Ainsi je me rongeais intérieurement, j’étais pénétré de confusion et de honte quand Potitianus parlait. Son discours et le motif de sa visite cessant, il se retira. Et alors, que ne me dis-je pas à moi-même ? De quels coups le fouet de mes pensées meurtrit mon âme, l’excitant à me suivre dans mes efforts pour vous joindre ! Et elle était rétive. Elle refusait et ne s’excusait pas. Toutes les raisons étaient épuisées et réfutées. Il ne lui restait qu’une peur muette : elle appréhendait de se sentir tirer la bride à l’abreuvoir de la coutume, où elle buvait une consomption mortelle.

VIII
Lutte intérieure.

Alors, pendant cette violente rixe au logis intérieur, où je poursuivais mon âme dans le plus secret réduit de mon cœur, le visage troublé comme l’esprit, j’interpelle Alypius, je m’écrie : « Eh quoi ! que faisons-nous là ? N’as-tu pas entendu ? Les ignorants se lèvent ; ils forcent le ciel ; et nous, avec notre science, sans cœur, nous voilà vautrés dans la chair et dans le sang ! Est-ce honte de les suivre ? Et n’avons-nous pas plutôt honte de ne pas même les suivre ? » Telles furent, je crois, mes paroles. Et mon agitation m’emporta brusquement loin de lui. Il se taisait, surpris, et me regardait. Car mon accent était étrange ; et mon front, mes joues, mes yeux, le teint de mon visage, le ton de ma voix, exprimaient mon âme bien plus que les paroles qui m’échappaient.
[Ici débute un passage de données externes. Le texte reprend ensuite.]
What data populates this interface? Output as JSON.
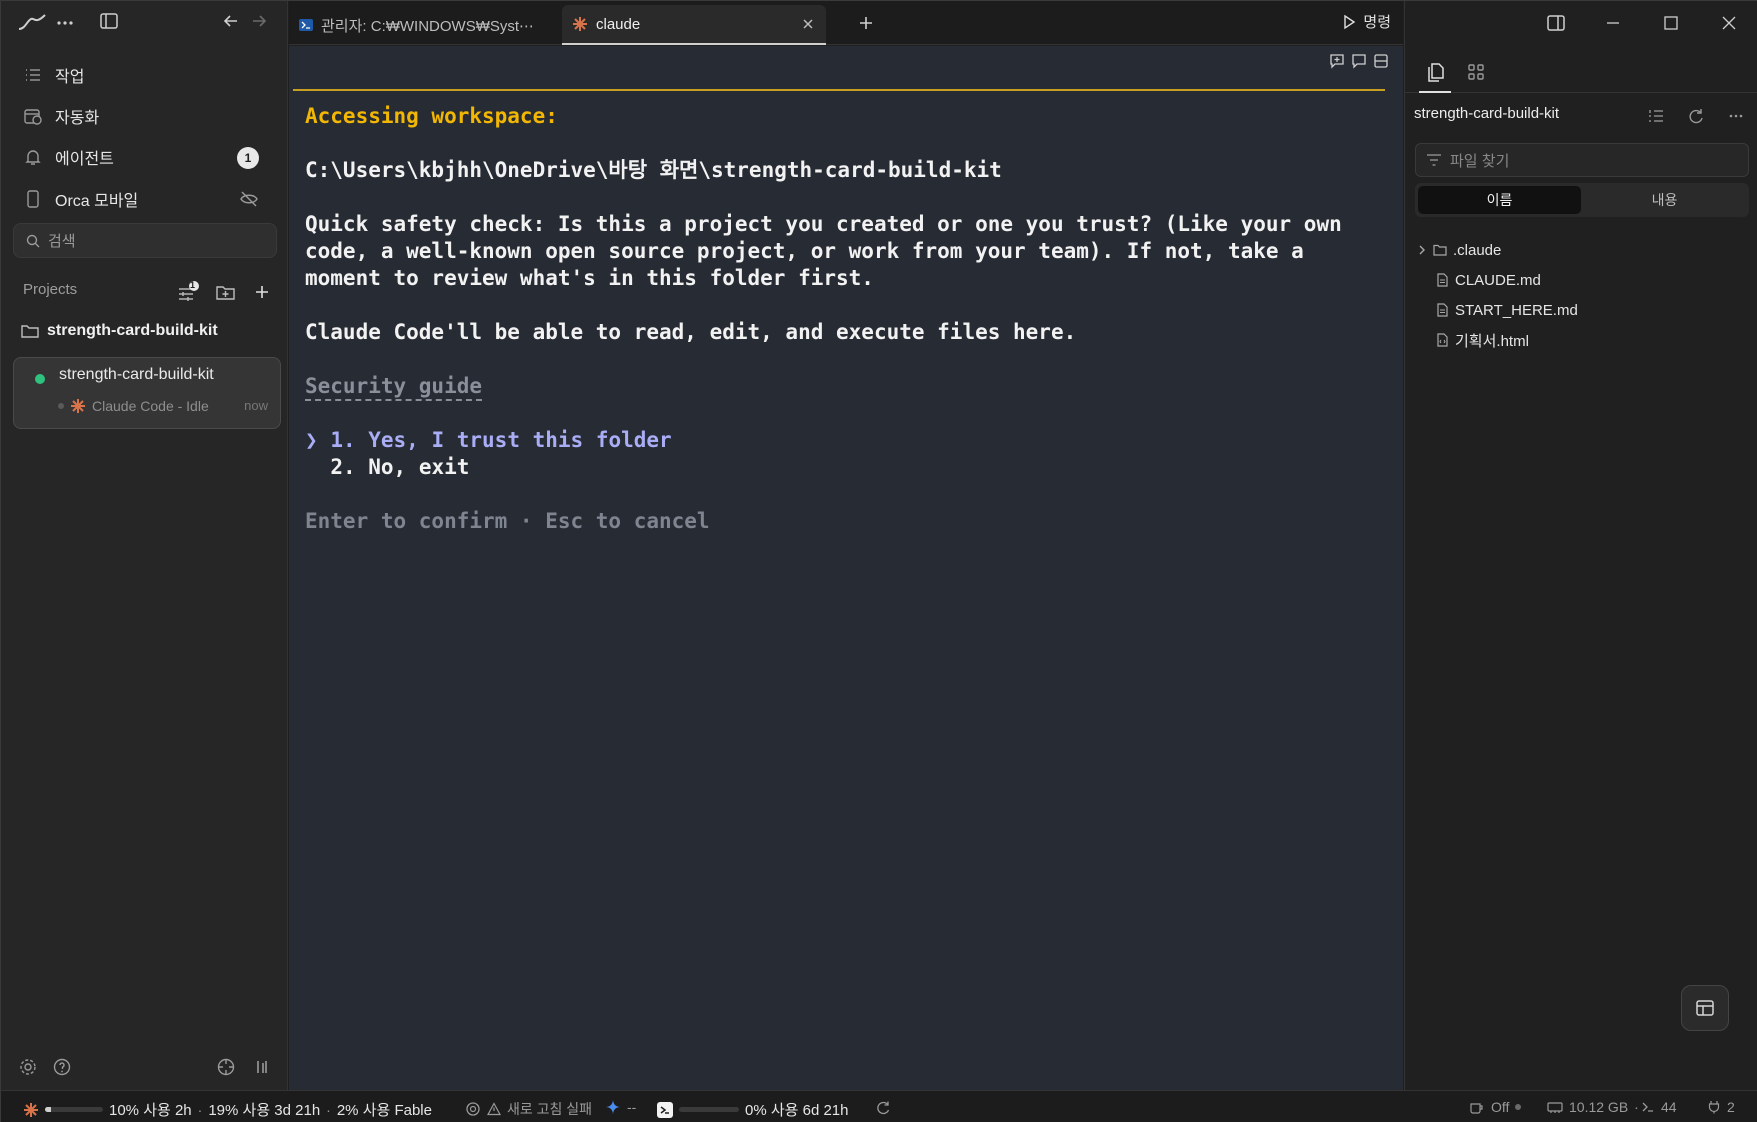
{
  "sidebar": {
    "nav": [
      {
        "label": "작업",
        "icon": "list-icon"
      },
      {
        "label": "자동화",
        "icon": "calendar-clock-icon"
      },
      {
        "label": "에이전트",
        "icon": "bell-icon",
        "badge": "1"
      },
      {
        "label": "Orca 모바일",
        "icon": "phone-icon"
      }
    ],
    "search_placeholder": "검색",
    "projects_label": "Projects",
    "filter_badge": "1",
    "project_name": "strength-card-build-kit",
    "session": {
      "title": "strength-card-build-kit",
      "subtitle": "Claude Code - Idle",
      "time": "now",
      "status_color": "#2ec27e"
    }
  },
  "tabs": [
    {
      "label": "관리자: C:₩WINDOWS₩Syst⋯",
      "icon": "powershell-icon",
      "active": false
    },
    {
      "label": "claude",
      "icon": "claude-icon",
      "active": true
    }
  ],
  "command_label": "명령",
  "terminal": {
    "heading": "Accessing workspace:",
    "path": "C:\\Users\\kbjhh\\OneDrive\\바탕 화면\\strength-card-build-kit",
    "check_lines": [
      "Quick safety check: Is this a project you created or one you trust? (Like your own",
      "code, a well-known open source project, or work from your team). If not, take a",
      "moment to review what's in this folder first."
    ],
    "permission_line": "Claude Code'll be able to read, edit, and execute files here.",
    "guide_link": "Security guide",
    "options": [
      {
        "marker": "❯",
        "text": "1. Yes, I trust this folder",
        "selected": true
      },
      {
        "marker": " ",
        "text": "2. No, exit",
        "selected": false
      }
    ],
    "hint": "Enter to confirm · Esc to cancel",
    "accent_color": "#f2b705"
  },
  "explorer": {
    "title": "strength-card-build-kit",
    "search_placeholder": "파일 찾기",
    "segments": [
      "이름",
      "내용"
    ],
    "active_segment": "이름",
    "items": [
      {
        "name": ".claude",
        "type": "folder"
      },
      {
        "name": "CLAUDE.md",
        "type": "file"
      },
      {
        "name": "START_HERE.md",
        "type": "file"
      },
      {
        "name": "기획서.html",
        "type": "file"
      }
    ]
  },
  "status": {
    "usage_1": "10% 사용 2h",
    "usage_1_fraction": 0.1,
    "sep": "·",
    "usage_2": "19% 사용 3d 21h",
    "usage_3": "2% 사용 Fable",
    "refresh_failed": "새로 고침 실패",
    "gemini_value": "--",
    "usage_4": "0% 사용 6d 21h",
    "usage_4_fraction": 0.0,
    "power": "Off",
    "memory": "10.12 GB",
    "terminals": "44",
    "ports": "2"
  }
}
Notre demeure avait un petit jardin dont nous avions la jouissance, comme du reste de la maison ; car le propriétaire, notre hôte, n’y habitait pas. C’est là que m’avait jeté la tempête de mon cœur ; là, personne ne pouvait interrompre ce sanglant débat que j’avais engagé contre moi-même, dont vous saviez l’issue, et moi, non. Mais cette fureur m’enfantait à la raison, cette mort à la vie ; sachant ce que j’étais de mal, j’ignorais ce qu’en un moment j’allais être de bien.
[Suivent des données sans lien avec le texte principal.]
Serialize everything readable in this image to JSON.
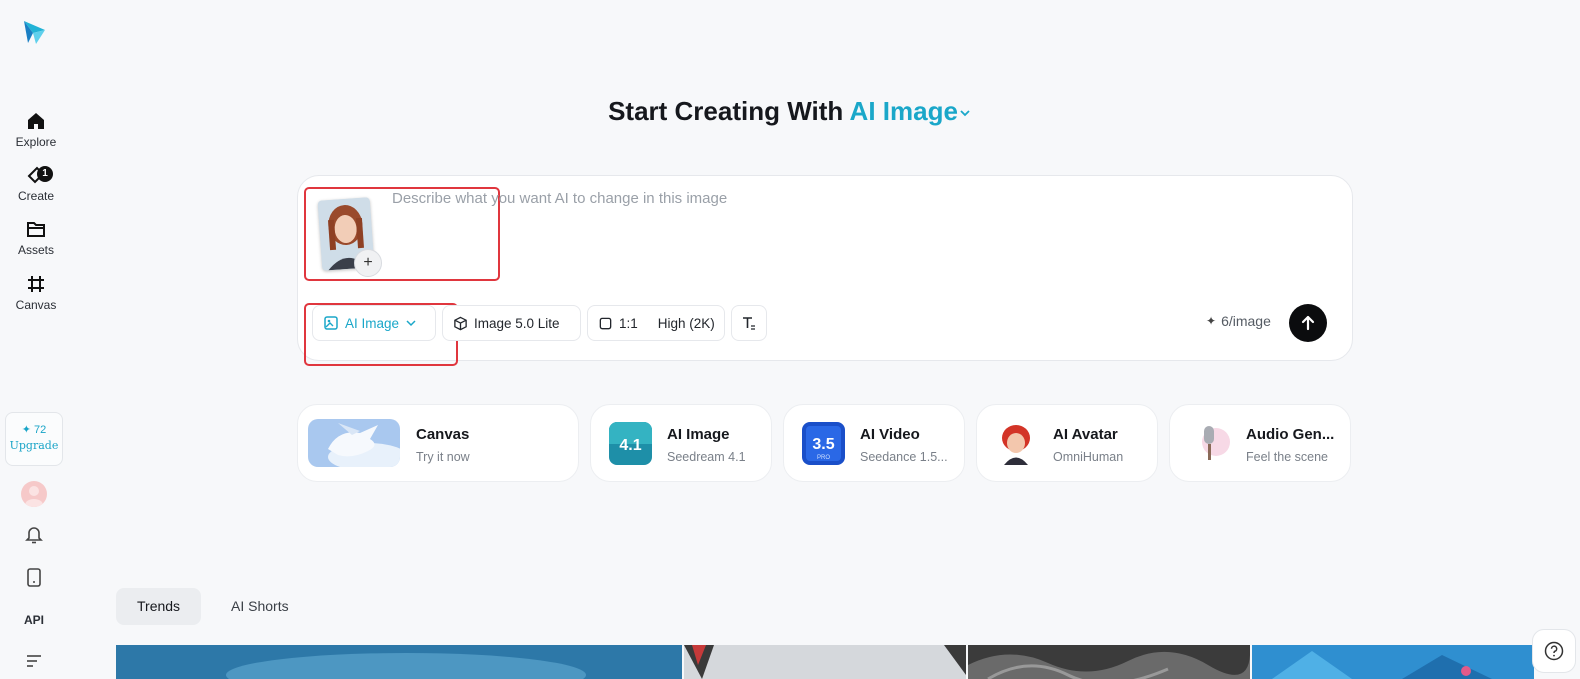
{
  "sidebar": {
    "nav": [
      {
        "id": "explore",
        "label": "Explore",
        "icon": "home-icon"
      },
      {
        "id": "create",
        "label": "Create",
        "icon": "create-icon",
        "badge": "1"
      },
      {
        "id": "assets",
        "label": "Assets",
        "icon": "folder-icon"
      },
      {
        "id": "canvas",
        "label": "Canvas",
        "icon": "canvas-icon"
      }
    ],
    "upgrade": {
      "credits": "✦ 72",
      "label": "Upgrade"
    },
    "api_label": "API"
  },
  "heading": {
    "prefix": "Start Creating With ",
    "mode": "AI Image"
  },
  "prompt": {
    "placeholder": "Describe what you want AI to change in this image",
    "value": "",
    "add_label": "+"
  },
  "toolbar": {
    "mode_label": "AI Image",
    "model_label": "Image 5.0 Lite",
    "ratio_label": "1:1",
    "quality_label": "High (2K)",
    "cost_label": "6/image"
  },
  "features": [
    {
      "title": "Canvas",
      "subtitle": "Try it now"
    },
    {
      "title": "AI Image",
      "subtitle": "Seedream 4.1"
    },
    {
      "title": "AI Video",
      "subtitle": "Seedance 1.5..."
    },
    {
      "title": "AI Avatar",
      "subtitle": "OmniHuman"
    },
    {
      "title": "Audio Gen...",
      "subtitle": "Feel the scene"
    }
  ],
  "feature_badges": {
    "image_version": "4.1",
    "video_version": "3.5",
    "video_tag": "PRO"
  },
  "tabs": [
    {
      "label": "Trends",
      "active": true
    },
    {
      "label": "AI Shorts",
      "active": false
    }
  ],
  "colors": {
    "accent": "#1aa7c9",
    "highlight": "#e0363e",
    "send": "#0b0c0e"
  }
}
Je me retirai au jardin ; Alypius me suivait pas à pas. Car j’étais seul, même en sa présence. Et pouvait-il me quitter dans une telle crise ? Nous nous assîmes le plus loin possible de la maison. Et mon esprit frémissait, et les vagues de mon indignation se soulevaient contre moi, de ce que je ne passais pas encore à votre volonté, à votre alliance, ô mon Dieu, où toutes les puissances de mon âme me poussaient en me criant : Courage ! Et pour cela il ne fallait ni navire, ni char ; il ne fallait pas même faire ce pas qui nous séparait de la maison ; et non seulement aller, mais arriver à vous, n’était autre chose que vouloir, mais d’une volonté forte et pleine, et non d’une volonté languissante et boiteuse, se dressant à demi et se débattant contre l’autre moitié d’elle-même qui retombe.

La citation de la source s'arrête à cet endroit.